Story Kerry Sharp Photo Lisa Hatz/ NT Major Events Co.
Alice Springs cultural mentor, musician and tourism champion Paul Ah Chee has a spring in his step as he heads to dinner at his favourite Yulara restaurant, with its distant backdrop of Uluru towering above Central Australia’s red desert landscape. He loves Yulara’s upbeat vibe and energy and what’s evolved here through Indigenous tourism – a successful connection between this modern, vibrant tourist complex and an ancient desert monolith with deep cultural significance to the local Anangu people.
Paul has spent the day at an Uluru-Kata Tjuta National Park tourism working group meeting at the base of the famous rock, with Parks Australia personnel and Anangu Traditional Custodians who jointly manage the park. The parties meet here regularly with other industry stakeholders to work through an agenda reflecting their shared vision to protect the World Heritage-listed park and continually enhance the visitor experience, both here and at the world-class resort.

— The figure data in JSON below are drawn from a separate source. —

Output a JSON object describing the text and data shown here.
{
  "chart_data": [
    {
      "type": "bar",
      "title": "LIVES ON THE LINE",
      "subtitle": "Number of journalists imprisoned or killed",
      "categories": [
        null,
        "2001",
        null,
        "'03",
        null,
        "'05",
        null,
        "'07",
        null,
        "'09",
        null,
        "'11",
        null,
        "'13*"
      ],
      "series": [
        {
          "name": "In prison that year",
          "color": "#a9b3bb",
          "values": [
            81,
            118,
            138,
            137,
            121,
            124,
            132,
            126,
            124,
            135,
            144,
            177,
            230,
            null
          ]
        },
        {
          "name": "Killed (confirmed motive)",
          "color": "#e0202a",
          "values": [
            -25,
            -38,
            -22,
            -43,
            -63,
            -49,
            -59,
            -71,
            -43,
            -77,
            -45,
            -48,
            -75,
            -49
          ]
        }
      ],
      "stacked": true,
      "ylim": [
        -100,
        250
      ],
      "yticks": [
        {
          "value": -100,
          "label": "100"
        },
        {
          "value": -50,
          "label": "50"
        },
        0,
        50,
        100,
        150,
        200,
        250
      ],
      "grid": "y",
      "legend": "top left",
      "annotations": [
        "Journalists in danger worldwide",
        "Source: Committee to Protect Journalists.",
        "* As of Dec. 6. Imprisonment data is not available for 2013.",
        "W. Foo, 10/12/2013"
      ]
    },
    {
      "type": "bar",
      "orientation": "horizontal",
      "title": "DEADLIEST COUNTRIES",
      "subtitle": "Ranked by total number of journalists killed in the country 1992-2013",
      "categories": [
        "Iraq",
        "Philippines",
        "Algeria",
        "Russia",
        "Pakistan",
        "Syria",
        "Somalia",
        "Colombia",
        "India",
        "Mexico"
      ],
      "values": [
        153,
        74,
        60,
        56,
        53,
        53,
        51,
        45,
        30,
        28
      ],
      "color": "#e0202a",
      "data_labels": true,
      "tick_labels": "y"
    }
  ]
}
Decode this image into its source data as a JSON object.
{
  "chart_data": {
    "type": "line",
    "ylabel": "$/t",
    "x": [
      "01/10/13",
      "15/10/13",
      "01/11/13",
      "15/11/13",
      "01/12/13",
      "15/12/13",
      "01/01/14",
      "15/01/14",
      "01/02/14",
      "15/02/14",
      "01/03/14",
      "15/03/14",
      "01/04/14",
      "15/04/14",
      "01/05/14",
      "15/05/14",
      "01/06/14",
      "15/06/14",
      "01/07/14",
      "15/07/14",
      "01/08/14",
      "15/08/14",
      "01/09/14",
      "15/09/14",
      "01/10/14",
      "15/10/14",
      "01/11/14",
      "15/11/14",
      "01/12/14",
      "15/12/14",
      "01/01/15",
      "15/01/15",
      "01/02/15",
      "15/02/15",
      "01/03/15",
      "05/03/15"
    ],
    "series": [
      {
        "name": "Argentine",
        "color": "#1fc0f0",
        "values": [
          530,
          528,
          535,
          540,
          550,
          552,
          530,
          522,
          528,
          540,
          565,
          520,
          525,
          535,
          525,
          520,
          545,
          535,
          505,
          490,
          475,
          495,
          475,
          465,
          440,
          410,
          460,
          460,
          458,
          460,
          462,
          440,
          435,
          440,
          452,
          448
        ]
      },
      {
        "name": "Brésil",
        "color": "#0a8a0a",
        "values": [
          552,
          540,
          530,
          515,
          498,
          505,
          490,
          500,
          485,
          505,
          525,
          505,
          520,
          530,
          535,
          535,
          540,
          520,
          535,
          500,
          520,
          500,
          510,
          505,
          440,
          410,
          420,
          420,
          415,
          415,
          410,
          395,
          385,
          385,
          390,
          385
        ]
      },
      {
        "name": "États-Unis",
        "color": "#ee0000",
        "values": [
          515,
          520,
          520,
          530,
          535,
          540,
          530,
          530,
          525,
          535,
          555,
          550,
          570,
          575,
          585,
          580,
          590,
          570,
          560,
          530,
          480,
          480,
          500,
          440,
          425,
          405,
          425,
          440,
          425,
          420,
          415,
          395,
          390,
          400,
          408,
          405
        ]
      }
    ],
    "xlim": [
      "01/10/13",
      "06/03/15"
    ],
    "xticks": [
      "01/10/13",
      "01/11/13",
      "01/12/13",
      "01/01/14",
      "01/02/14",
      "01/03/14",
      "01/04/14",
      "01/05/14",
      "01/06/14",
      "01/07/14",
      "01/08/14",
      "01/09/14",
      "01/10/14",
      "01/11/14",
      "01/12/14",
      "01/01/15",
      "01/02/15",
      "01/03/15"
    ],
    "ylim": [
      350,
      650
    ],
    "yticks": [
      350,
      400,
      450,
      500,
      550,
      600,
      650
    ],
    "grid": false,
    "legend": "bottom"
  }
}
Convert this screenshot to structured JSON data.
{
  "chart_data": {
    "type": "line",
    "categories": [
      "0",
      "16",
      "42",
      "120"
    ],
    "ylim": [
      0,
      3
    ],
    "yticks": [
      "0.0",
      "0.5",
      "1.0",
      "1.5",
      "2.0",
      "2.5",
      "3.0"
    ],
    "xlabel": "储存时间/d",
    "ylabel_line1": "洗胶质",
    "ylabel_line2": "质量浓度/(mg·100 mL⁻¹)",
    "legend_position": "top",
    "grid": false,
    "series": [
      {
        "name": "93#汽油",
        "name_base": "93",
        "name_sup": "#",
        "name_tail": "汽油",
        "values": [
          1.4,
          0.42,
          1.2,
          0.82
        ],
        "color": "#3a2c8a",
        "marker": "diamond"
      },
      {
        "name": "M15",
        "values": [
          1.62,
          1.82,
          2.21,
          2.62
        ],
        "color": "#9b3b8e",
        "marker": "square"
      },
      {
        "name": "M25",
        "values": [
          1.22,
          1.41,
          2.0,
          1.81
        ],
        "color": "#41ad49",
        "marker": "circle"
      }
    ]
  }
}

“The global successes of parks like Uluru-Kata Tjuta, its Top End counterpart, Kakadu, and others across the Northern Territory are stand-out triumphs of Indigenous joint management,” the newly appointed Tourism NT chairman says. “I’m both passionate and confident about future prospects for other remote communities achieving economic sustainability by developing opportunities to present their own unique natural, traditional and cultural gifts to worldwide visitors.”
Paul has been an elite footballer, band frontman, joint art and cultural enterprise owner, and member of boards Australia-wide advancing tourism, the arts, museums and other entities. He chairs the NT Aboriginal Tourism Committee, helped found the NT Aboriginal Tourism Advisory Council and is now the first Indigenous person to chair the Territory’s peak government tourism agency.